According to the Nanodrop Spectophotometer my dna sample of Holothuria tubulosa (sea cucumber) from gonads is pure.
The DNA extraction has been made with the CTAB Protocol.
The ratio is 1.91 and 2.31 for the 280/260 and 260/230. The concentration of my sample is 350 ng/ul.The curves and ratios are perfect so i think there is no problem with my samples according to nanodrop.
I have tried many (up to 35) PCR RAPD 10mer Primers with many combinations such as:
1) 2-5% DMSO
2) Different concentrations of DNA sample ( from 10-350 ng/ul )
3) Gradient PCR from 30-44C (annealing step)

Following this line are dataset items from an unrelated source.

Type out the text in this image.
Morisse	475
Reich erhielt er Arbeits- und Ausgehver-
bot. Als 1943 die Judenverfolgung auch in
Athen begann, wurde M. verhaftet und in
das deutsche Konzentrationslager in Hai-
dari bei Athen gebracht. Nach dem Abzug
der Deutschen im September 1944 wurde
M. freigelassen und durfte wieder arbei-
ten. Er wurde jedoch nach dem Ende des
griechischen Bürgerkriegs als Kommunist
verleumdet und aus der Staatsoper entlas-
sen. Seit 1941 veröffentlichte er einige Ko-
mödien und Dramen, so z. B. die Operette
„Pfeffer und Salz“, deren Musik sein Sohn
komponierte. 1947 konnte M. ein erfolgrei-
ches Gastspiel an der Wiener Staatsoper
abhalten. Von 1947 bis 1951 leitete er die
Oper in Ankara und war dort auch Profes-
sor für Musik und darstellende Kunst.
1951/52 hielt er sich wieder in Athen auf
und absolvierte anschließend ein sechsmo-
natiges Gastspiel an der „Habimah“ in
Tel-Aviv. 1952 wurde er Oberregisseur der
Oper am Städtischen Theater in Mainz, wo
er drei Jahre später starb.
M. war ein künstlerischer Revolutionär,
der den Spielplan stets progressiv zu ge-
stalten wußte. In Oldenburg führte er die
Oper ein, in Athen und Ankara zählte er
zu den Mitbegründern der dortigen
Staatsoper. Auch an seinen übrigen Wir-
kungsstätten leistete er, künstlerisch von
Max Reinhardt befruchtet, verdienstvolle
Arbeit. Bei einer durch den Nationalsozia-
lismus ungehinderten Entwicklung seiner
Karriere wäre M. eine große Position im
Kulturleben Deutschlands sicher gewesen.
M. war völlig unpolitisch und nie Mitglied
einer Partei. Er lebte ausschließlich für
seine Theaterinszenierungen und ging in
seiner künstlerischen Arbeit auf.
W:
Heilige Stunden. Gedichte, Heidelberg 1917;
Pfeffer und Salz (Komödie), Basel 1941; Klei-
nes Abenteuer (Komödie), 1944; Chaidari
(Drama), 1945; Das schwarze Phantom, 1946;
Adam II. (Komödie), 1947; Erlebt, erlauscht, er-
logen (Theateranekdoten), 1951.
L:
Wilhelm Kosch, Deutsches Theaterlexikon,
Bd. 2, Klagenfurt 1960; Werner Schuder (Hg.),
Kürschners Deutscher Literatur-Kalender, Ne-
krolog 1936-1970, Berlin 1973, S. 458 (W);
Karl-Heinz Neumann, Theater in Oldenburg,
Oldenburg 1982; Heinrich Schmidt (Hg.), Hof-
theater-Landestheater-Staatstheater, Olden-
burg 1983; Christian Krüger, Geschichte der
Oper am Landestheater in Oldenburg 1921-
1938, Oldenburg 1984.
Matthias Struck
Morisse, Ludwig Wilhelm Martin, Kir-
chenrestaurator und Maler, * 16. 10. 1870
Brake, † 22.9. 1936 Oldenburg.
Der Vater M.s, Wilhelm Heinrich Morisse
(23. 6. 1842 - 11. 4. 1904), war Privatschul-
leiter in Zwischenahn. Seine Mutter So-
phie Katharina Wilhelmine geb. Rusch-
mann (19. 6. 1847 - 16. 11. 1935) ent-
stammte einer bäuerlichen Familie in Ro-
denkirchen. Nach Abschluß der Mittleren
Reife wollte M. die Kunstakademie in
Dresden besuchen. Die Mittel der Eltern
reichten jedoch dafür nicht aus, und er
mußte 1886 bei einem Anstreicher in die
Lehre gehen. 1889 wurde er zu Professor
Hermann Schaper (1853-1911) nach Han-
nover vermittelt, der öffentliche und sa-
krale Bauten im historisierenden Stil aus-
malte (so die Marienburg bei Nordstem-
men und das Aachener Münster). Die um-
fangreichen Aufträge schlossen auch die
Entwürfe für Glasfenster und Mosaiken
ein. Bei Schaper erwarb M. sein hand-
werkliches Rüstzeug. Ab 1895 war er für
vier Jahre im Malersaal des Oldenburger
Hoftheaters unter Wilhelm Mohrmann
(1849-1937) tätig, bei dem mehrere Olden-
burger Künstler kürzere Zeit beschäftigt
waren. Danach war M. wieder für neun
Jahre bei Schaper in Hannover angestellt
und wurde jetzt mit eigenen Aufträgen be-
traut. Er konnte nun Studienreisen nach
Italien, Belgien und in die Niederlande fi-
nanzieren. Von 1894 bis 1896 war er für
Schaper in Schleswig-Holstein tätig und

4) Samples such as Holothuria tubulosa skin, Urchin and Shark (Urchin and sharks were amplified so i have positive samples.)
5) Different PCR steps such as long time denaturation (from 5 to 30 minutes), and long final extension step.
6) At 25μL and 30μL with different concentrations of Primer (0,3-3μL / 25μL), Buffer (2,5-10μL / 25μL) DNA (1-2μL / 25μL), DNTP (0,5-2,5μL/25μL) but i have no results.
Although Holothuria tubulosa gonads and skin has a problem in PCR amplification and i don't understand the reason why.
Any idea of what's preventing PCR amplification in that case?
Edited by JohnSky, 07 July 2012 - 07:09 AM.